Van Dongen et al.¹ also attempt to quantify the accuracy of the predictions by estimating “confidence intervals” about the predictions. This effort should be commended, as prediction error bounds provide a measure of reliability of point estimates without which we do not know the extent the predictions should be trusted. However, the way the estimated intervals are computed is not in line with Bayesian procedures, which require knowledge of the distribution of the predicted values in the form of a predictive density function.⁷ This may be the reason why the estimated intervals show counterintuitive behavior throughout the prediction timeline. Figure 2 shows that for predictions performed up to 20 hours of wakefulness (top three rows), the width of the confidence intervals is smaller at the end of the prediction horizons than at some earlier horizon. For example, the predictions for all 3 subjects performed at 12 hours of wakefulness (second row) show a consistent and considerably smaller confidence interval at 36 hours (24-hour prediction horizon) than at some earlier time, say, 24 hours (12-hour prediction horizon). This implies that prediction uncertainty decreases with increasing horizons, which is nonsensical. Also, at later prediction times (bottom two rows in Figure 2), the width of the intervals remain constant across subjects and, surprisingly, seem to be independent of the variability in the data.⁸ One would expect the uncertainty in the predictions for Subject B, who shows little performance variability throughout the study, to be significantly smaller than those for Subjects A and C, who possess very noisy data, but they are not.

Assuming that measured performance data come from the two-process model, one way to unambiguously evaluate the characteristics and convergence properties of the Van Dongen et al. algorithm is through simulated data. The performance of an individual could be simulated by running the two-process model with fixed (known) parameter values and superimposing selected levels of random noise. Applying the algorithm of Van Dongen et al. to these simulated data, we could characterize the behavior of the estimated prediction error bounds to different conditions and determine whether the model parameter estimates converge to the true values, the rate of their convergence, and the effects of data noise in the parameter estimates and performance predictions. Moreover, it would allow for the evaluation of the bias-variance trade-off of their algorithm by determining the prediction accuracy (bias) and precision (variability) of the parameter estimates.

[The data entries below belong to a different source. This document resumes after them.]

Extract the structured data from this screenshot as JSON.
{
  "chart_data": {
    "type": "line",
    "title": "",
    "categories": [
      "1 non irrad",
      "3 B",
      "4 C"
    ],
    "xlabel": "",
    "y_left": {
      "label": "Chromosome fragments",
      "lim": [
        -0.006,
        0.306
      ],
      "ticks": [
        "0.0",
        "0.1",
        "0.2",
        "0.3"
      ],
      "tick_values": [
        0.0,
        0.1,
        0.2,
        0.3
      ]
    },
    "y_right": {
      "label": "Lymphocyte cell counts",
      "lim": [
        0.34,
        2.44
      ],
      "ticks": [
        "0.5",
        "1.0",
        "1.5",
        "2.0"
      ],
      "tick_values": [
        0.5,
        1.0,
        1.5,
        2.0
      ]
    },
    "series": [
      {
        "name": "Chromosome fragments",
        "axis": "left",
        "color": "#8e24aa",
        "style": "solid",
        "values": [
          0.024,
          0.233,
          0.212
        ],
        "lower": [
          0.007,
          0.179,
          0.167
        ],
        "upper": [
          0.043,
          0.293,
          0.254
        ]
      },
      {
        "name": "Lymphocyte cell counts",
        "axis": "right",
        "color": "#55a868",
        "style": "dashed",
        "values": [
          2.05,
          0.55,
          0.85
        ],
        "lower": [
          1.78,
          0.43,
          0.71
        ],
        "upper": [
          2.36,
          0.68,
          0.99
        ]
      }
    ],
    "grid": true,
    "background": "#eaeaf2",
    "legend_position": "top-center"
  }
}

What steps are needed to improve the development of operationally useful, individual-specific biomathematical models of performance for humans exposed to sleep restrictions? First, because measurements from an individual are needed to predict that individual, it is imperative to identify biomarkers predictive of performance impairment, in particular ones that can be noninvasively and passively measured under unstructured operational environments. Second, given recent advancements in computer animation, simulations of real-world tasks representing scenarios, such as navigating a helicopter in an unknown terrain or distinguishing between friends and foes in a battlefield situation, should be used as the platform from which to attain measures of performance instead of general-purpose reaction tests that may not be a good indicator of performance in real-world tasks. Third, new mathematical model formulations may be needed and such formulations should be checked to assure that they fully capture the physiologic phenomena they intend to predict. Finally, the developed models need to be thoroughly validated through simulated data to guarantee that the models possess expected convergence properties.

DISCLAIMER

The opinions and assertions contained herein are the private views of the authors and are not to be construed as official or as reflecting the views of the U.S. Army or of the U.S. Department of Defense.